There are MANY reasons why companies are moving away from Excel, but the largest one is increased financial risk. Companies simply cannot afford to the effects of fatal spreadsheet errors. The smallest clerical error can have the largest impact, so it doesn’t take a big stone to create a tidal wave.
Fidelity’s Magellan Fund learned this the hard way, by projecting they would make $4.32 per share. However, this turned out to be false, as an accounting error in excel resulting in the omission of the minus sign on a net capital loss of $1.3 billion. As a result, the estimate spreadsheet was only off $2.6 billion dollars.

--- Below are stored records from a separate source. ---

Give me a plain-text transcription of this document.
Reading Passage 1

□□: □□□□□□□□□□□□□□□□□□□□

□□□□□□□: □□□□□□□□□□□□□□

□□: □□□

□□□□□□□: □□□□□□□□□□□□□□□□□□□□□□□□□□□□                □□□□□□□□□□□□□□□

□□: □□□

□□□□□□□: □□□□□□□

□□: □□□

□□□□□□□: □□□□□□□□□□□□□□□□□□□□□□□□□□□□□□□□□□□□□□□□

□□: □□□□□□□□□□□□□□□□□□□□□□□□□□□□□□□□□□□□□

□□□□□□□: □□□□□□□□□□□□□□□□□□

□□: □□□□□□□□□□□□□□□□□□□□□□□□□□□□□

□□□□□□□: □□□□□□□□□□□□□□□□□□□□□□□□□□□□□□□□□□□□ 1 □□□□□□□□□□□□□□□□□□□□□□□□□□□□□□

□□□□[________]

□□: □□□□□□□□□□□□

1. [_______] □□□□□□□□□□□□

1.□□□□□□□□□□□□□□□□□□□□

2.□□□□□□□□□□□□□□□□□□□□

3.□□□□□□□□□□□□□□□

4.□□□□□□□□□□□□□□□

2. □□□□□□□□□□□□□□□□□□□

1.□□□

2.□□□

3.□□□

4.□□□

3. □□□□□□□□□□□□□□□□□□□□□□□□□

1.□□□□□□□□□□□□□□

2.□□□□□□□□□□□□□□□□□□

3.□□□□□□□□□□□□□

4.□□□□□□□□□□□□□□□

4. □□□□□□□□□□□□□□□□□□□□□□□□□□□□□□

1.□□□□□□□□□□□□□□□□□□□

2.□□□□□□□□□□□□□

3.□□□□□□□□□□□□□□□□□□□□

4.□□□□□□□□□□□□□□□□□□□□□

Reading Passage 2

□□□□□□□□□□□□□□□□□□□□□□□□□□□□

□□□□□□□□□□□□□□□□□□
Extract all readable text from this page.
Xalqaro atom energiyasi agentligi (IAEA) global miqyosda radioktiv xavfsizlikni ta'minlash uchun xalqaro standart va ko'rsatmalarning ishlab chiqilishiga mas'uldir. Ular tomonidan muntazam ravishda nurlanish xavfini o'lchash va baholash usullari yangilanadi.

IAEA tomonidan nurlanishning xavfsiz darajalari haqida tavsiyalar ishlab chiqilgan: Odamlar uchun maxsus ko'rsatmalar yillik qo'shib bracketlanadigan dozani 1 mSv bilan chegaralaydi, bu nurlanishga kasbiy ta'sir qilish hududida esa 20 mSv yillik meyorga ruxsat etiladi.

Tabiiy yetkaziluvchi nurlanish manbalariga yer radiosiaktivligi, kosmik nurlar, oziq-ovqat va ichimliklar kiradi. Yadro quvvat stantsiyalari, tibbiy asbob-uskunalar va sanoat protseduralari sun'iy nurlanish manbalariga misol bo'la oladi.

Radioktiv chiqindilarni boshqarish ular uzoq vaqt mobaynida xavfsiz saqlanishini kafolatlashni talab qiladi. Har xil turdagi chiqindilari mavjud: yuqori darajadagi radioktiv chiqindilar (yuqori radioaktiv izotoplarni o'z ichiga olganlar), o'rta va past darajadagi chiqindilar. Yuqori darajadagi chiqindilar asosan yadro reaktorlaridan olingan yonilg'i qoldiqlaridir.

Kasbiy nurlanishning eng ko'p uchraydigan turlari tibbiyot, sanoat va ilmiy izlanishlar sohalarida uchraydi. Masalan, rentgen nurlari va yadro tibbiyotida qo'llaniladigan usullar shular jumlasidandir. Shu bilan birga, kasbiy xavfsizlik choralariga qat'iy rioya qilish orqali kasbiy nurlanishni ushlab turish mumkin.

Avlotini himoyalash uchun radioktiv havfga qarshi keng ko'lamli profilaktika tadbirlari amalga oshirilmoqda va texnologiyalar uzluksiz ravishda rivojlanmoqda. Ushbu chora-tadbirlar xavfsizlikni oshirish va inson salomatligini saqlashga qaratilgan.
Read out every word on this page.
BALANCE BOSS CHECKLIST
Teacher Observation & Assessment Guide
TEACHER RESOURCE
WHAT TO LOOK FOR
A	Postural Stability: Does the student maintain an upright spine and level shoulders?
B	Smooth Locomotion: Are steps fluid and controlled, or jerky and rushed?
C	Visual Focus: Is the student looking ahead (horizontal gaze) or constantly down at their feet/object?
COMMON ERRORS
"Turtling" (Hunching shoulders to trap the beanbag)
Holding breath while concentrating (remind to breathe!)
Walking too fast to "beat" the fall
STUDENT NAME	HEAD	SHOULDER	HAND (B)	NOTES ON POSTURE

The scariest part, is that this sort of thing happens all the time:
- TransAlta loses $24M over a simple “cut-and-paste” spreadsheet error
- Fannie Mae discovers a $1.136B error made in a spreadsheet
- The London Whale suffers a $6B trading loss via a (VAR) Value at Risk model containing standard Excel flaws
The list goes on. The impact of errors such of these not only impacts a company’s finances immediately but also hurts future business. With the ease in which information is accessed and shared amongst consumers, it can be almost impossible to bounce back from bad PR.
Often times, financial officers worry about the cost of implementing new platforms into their business. Yes, some options are very expensive. However, as a consumer, you have choices. You can have a customized platform built from scratch, you can use an out-of-the-box platform and work your business around it, or you can hire a team to customize an out-of-the-box platform so that it works around your business. The only option you can’t afford, is to continue to rely on spreadsheets.